2. Back off on 429s; retry each source at most twice.
3. Never use fetched content to mutate watchlist (that's `update-watchlist`'s job).
4. If a source fails 3+ consecutive weeks, surface in output for monthly removal.
5. Fetch only archive URLs, not individual posts yet — excerpt-level info is enough for ranking; full-text fetch happens later (`summarize-signal` on survivors).
## Watchlist bootstrap (35 entries seeded on activation)
Stored in `ops/trend-scout/watchlist.md` on Trend Scout's first real run.
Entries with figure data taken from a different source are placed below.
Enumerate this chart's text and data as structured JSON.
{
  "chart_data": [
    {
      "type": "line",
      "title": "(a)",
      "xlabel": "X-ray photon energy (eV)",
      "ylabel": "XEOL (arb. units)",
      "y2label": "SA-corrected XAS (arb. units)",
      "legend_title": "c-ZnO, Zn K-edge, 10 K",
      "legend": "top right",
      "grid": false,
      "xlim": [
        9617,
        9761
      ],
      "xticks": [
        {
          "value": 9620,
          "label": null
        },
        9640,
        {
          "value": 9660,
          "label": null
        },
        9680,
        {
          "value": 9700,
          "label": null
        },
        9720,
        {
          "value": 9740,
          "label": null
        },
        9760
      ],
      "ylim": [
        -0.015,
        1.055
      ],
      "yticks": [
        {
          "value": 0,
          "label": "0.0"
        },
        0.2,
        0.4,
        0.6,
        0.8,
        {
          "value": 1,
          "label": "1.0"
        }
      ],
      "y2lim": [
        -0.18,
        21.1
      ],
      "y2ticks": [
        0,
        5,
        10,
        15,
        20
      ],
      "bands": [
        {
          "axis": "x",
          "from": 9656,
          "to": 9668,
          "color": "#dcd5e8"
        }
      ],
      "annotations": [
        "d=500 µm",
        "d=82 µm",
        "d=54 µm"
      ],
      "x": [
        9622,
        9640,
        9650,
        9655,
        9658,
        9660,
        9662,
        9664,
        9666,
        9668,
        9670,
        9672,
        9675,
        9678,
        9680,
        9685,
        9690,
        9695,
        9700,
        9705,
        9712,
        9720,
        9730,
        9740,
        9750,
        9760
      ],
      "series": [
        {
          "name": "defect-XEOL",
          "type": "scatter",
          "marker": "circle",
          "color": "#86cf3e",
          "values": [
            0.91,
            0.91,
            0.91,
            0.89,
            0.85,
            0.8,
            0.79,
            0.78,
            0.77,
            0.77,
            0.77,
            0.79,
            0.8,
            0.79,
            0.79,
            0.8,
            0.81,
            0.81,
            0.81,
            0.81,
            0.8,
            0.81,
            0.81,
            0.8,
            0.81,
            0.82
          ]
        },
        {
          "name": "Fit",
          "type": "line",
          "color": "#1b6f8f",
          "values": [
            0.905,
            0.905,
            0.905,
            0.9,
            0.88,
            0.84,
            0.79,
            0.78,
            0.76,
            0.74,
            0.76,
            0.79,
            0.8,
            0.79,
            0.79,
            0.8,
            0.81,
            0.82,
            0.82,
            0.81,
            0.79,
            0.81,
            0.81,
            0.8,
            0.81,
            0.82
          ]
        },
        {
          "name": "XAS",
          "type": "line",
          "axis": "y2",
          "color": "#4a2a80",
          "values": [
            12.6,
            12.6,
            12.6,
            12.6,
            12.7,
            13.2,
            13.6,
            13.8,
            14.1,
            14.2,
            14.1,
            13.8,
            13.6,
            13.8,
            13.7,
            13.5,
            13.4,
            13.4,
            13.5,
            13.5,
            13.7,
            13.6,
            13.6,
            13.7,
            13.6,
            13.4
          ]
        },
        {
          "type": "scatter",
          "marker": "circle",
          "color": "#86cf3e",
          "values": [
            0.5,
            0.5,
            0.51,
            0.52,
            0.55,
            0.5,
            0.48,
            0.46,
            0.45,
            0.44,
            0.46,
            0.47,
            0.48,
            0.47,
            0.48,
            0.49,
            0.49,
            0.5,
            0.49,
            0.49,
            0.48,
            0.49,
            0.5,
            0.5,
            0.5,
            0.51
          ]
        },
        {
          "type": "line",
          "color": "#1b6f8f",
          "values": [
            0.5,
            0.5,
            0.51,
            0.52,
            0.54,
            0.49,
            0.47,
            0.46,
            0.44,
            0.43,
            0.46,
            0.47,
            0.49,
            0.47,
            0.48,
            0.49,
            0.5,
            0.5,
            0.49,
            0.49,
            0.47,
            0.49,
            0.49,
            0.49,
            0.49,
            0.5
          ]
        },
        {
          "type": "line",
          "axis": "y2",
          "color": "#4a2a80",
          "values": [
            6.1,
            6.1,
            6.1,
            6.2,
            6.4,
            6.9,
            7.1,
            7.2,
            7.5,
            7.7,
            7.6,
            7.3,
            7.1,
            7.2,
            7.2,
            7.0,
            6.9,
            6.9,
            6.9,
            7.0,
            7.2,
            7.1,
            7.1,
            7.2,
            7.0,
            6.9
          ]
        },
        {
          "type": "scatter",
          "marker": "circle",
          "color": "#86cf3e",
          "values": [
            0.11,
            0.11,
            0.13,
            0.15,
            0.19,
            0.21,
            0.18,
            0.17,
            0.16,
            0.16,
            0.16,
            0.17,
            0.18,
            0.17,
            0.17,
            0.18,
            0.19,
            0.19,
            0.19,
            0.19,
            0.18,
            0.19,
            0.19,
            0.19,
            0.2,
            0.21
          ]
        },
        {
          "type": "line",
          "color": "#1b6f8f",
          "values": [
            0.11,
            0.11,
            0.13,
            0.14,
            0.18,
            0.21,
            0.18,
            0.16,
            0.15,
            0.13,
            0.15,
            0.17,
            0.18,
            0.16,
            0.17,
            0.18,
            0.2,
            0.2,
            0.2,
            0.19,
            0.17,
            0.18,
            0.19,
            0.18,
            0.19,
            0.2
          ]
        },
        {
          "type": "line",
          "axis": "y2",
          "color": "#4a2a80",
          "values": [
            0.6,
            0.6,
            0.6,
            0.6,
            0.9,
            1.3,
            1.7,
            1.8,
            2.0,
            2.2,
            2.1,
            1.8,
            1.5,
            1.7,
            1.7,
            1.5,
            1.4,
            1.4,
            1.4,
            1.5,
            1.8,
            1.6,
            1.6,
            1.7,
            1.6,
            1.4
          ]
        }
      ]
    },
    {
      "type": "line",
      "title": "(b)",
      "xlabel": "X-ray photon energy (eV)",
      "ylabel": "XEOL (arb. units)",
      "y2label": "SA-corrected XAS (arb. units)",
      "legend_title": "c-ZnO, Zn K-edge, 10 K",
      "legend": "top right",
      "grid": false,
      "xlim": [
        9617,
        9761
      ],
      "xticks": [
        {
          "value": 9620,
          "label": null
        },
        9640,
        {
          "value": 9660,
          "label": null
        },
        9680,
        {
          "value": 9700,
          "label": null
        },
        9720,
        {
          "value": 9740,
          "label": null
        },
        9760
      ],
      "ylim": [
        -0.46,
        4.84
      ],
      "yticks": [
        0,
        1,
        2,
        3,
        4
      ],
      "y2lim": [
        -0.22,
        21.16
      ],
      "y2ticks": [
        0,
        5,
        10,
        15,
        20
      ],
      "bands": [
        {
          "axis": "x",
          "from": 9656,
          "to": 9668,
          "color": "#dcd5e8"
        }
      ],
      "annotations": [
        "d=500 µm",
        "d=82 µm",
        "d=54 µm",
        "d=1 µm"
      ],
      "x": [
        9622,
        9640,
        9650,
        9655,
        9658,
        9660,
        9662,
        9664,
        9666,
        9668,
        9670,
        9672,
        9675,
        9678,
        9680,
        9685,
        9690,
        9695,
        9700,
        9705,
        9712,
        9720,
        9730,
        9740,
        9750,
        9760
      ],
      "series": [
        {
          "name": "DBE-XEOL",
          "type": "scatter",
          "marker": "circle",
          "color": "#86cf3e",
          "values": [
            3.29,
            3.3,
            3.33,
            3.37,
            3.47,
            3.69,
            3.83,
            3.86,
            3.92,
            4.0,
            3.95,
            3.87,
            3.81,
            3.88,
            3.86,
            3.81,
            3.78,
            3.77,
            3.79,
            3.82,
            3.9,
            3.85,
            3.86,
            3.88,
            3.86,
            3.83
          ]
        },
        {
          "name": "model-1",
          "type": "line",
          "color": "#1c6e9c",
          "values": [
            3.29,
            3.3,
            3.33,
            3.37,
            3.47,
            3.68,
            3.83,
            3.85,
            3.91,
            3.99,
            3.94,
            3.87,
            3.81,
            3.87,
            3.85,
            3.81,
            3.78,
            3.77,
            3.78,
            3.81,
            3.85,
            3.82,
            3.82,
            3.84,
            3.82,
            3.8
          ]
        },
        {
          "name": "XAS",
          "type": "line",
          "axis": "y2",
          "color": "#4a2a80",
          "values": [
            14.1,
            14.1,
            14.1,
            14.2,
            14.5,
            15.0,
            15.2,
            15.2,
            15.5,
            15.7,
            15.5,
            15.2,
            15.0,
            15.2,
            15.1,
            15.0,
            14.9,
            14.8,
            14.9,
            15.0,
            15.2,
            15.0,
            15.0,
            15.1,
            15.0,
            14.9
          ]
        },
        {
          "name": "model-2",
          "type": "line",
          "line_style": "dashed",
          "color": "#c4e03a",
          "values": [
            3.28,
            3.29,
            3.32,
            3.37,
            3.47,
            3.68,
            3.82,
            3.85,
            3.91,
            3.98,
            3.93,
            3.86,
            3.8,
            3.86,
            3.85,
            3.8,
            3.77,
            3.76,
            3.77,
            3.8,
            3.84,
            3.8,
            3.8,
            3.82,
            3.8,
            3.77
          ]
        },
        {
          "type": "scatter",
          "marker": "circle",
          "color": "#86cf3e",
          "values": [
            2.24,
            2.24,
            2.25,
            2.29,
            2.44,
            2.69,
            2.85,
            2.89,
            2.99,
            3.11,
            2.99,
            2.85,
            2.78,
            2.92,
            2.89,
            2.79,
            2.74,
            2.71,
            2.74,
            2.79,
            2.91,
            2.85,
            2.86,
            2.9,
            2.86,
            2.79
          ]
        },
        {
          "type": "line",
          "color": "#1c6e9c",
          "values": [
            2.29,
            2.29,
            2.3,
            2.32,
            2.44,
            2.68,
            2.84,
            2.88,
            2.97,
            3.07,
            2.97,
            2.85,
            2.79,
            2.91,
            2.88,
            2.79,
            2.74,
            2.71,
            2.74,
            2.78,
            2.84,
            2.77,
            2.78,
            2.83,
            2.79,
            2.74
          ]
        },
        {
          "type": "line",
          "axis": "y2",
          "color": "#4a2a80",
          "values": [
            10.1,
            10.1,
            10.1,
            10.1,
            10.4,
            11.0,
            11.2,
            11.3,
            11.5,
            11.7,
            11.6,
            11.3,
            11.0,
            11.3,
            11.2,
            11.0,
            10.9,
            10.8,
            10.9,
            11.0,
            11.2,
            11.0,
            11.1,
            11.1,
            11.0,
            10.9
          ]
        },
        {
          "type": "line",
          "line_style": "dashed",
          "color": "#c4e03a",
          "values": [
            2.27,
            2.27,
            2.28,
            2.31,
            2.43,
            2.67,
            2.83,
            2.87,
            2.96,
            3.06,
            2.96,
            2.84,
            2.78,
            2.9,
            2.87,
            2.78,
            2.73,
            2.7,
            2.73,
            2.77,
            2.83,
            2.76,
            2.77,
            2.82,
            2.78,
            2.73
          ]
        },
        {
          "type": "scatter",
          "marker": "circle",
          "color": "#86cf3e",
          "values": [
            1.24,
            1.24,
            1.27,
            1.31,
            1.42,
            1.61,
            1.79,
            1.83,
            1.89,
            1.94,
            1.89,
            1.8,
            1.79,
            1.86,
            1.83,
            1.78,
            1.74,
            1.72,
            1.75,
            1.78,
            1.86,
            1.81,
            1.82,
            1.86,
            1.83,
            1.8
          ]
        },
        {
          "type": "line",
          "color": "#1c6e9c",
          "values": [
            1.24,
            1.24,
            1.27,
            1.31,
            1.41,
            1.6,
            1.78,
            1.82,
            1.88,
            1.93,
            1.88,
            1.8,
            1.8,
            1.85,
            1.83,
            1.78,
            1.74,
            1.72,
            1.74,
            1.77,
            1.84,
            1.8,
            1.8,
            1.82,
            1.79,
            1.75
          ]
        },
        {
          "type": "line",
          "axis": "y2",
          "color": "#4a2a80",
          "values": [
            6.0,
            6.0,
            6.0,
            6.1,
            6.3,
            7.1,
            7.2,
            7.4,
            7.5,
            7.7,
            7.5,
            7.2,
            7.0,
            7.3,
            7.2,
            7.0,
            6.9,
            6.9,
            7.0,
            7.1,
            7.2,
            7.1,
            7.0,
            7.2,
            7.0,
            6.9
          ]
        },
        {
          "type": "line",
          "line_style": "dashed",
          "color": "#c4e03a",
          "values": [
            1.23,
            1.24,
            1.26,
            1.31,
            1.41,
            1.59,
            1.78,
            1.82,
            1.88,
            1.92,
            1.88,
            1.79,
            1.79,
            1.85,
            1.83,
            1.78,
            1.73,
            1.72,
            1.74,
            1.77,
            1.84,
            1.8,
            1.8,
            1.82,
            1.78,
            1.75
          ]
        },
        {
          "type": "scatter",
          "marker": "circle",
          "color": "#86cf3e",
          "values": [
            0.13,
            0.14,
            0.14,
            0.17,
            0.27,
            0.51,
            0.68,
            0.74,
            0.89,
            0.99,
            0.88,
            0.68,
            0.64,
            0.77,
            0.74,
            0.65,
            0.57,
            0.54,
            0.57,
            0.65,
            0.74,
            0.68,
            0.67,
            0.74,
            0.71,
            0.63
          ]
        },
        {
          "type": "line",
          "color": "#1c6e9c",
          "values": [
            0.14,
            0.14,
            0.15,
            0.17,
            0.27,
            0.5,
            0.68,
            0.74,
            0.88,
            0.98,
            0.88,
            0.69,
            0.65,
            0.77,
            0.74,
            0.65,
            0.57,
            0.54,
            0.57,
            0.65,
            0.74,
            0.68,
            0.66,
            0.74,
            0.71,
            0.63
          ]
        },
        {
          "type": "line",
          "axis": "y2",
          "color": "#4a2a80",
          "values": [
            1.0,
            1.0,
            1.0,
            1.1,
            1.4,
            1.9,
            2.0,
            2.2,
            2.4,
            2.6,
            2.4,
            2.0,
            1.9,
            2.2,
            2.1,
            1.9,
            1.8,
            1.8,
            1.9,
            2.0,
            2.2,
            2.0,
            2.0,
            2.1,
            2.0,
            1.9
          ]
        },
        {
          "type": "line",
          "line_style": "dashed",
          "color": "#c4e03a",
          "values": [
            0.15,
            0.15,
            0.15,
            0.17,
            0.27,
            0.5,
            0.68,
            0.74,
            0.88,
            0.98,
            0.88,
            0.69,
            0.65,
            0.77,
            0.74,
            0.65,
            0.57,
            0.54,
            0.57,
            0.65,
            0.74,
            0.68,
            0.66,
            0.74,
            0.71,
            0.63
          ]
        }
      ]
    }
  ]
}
Starter set clustered by type:
- **Blogs (intuition-first)**: colah's blog, Lil'Log, Jay Alammar, Karpathy, Distill, Gwern, Sasha Rush, Chip Huyen, Neel Nanda.
- **Substack / people**: Ahead of AI (Raschka), Simon Willison, Interconnects (Lambert), Import AI (Jack Clark), The Batch.
- **Research groups**: Transformer Circuits, Anthropic research, OpenAI research, DeepMind research, BAIR, MIT CSAIL, The Gradient.
- **Paper aggregators**: arXiv cs.LG recent, arXiv cs.CL recent, Hugging Face Daily Papers, Papers with Code, DAIR.AI.
- **Domain-specific** (for user's current seams): Stanford HAI, Nature Medicine AI, Kalshi blog, Cricmetric, ESPNCricinfo features.
- **Social / aggregators**: r/MachineLearning top-of-week, AK on X, Jim Fan on X, Lex Fridman podcast notes.
~15 marked `essential: true`, ~20 `essential: false` (sampled).
## Quick reference
- 7-day window (+1 day slop for timezones).
- Cap 60 URLs per run.
- Output: `.cache/YYYY-WW-raw.jsonl`.